According to preliminary reports, a tape of Osama binLaden has been released warning of impending attacks against the U.S.
Unfortunately since bin Laden didn't issue this warning via a telephone call to someone in the U.S., the Bush Administration is still unaware of this warning. I'm considering phoning someone overseas and telling them about this warning, just to get it into the intelligence system. That way they can issue a Presidential Daily Briefing for the President to ignore.
It continues to boggle my mind that three years after 9/11, the American public re-elected George Bush, despite the fact that Osama binLaden had still not been brought to justice. And does anyone even remember the Anthrax Mailer, whose poison-pen letters were only sent to Democrats? It seems that bin Laden is the modern Emmanuel Goldstein, a bogeyman whose continued existence is crucial to justifying the Administrations fearmongering.
But given the ease with which Karl Rove and the American Heritage Foundation and other professional propanda marketing firms seem to be able to turn Mother Teresa into the Spawn of Satan if they take a mind to, you'd think that they would find it worth the effort to make a new Goldstein in order to cash in on catching the current one. After all, we've caught or killed the Al Qaeda "second in command" about seven times now. In fact, we've caught so many arch-villians, we've had to let some go!
The longer this behavior goes on, the longer the supporters of this Administration continue to deny plain reality in favor of muttered mantras of "Support the President," the more appreciative I become of the power of self-delusion.
Posted by Albatross at January 19, 2006 9:23 AM | TrackBackWhat, so Anderson thinks that getting rid of Hitler didn't make the world safer? Was FDR wrong? Come on, you can find a better example explaining the Goldstein effect than that hack.
Brad
Posted by: Brad at January 19, 2006 5:21 PMAnderson said:
"Their deaths, indeed, were good things and all have left a legacy of evil."
Brad, nobody questions the value of a just war.
The problem is, this ISN'T a just war. This was a war of choice, promoted by lies, designed to project American power into the Mideast by establishing a permanent Iraq military presence.
Even THAT could have been excused as realpolitik, but it has been SO incompetently handled, by an administration that shouts down critics.
No, the Bush Administration has had plenty of chances to do this the right way - at every turn they have chosen to do it the coward's way. The liar's way.
It's not disloyal to America to finally acknowledge that the people in whom you placed your trust have misled you. And when you look at the record of accomplishments - including Bin Laden still walking free more than four years after 91// - it's a pretty poor record indeed.

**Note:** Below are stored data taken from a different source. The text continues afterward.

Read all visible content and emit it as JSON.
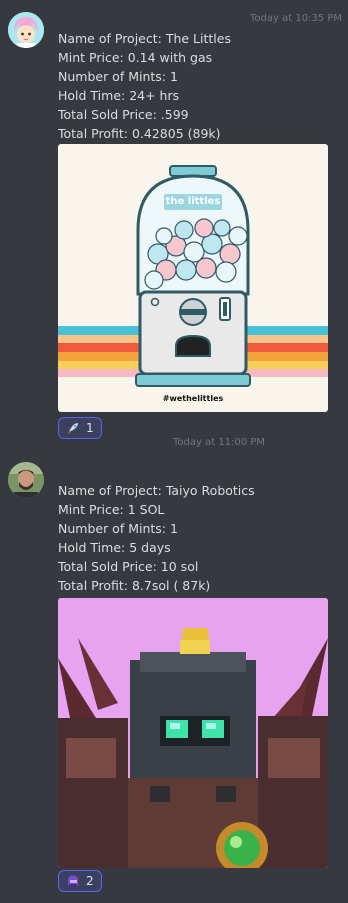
{
  "messages": [
    {
      "timestamp": "Today at 10:35 PM",
      "lines": [
        "Name of Project: The Littles",
        "Mint Price: 0.14 with gas",
        "Number of Mints: 1",
        "Hold Time: 24+ hrs",
        "Total Sold Price: .599",
        "Total Profit: 0.42805 (89k)"
      ],
      "image_banner": "the littles",
      "image_tag": "#wethelittles",
      "reaction": {
        "emoji": "rocket-emoji",
        "count": "1"
      }
    },
    {
      "timestamp": "Today at 11:00 PM",
      "lines": [
        "Name of Project: Taiyo Robotics",
        "Mint Price: 1 SOL",
        "Number of Mints: 1",
        "Hold Time:  5 days",
        "Total Sold Price:  10 sol",
        "Total Profit: 8.7sol ( 87k)"
      ],
      "reaction": {
        "emoji": "robot-helmet-emoji",
        "count": "2"
      }
    }
  ],
  "colors": {
    "background": "#36393f",
    "text": "#dcddde",
    "timestamp": "#72767d",
    "reaction_border": "#5865f2"
  }
}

P.S. Yay! Comments work! Thanks Brad!
You make some fine points, but what Anderson was focused on was that when they (Hitler, Tojo et al) were dead "we were not a whit safer" and that "The passing of one does not make us safer." That's obviously untrue (even from an American-centric point of view) and it is a poor basis for an argument against the Iraq war when there are so many other points (like yours) to base it on.
Overall, I would like to see more arguments put forward without any references to Nazis (or plantations). Such comparisons trivialize the horror of the Holocaust (and slavery.)
I am by no means married to the Anderson article itself. I'm just too lazy at this point to dig up a better one.
I'm trying to figure out instead how to get TypeKey authentication working on this thing. I'd like to allow some comments, like yours, to publish immediately instead of having to do so by hand.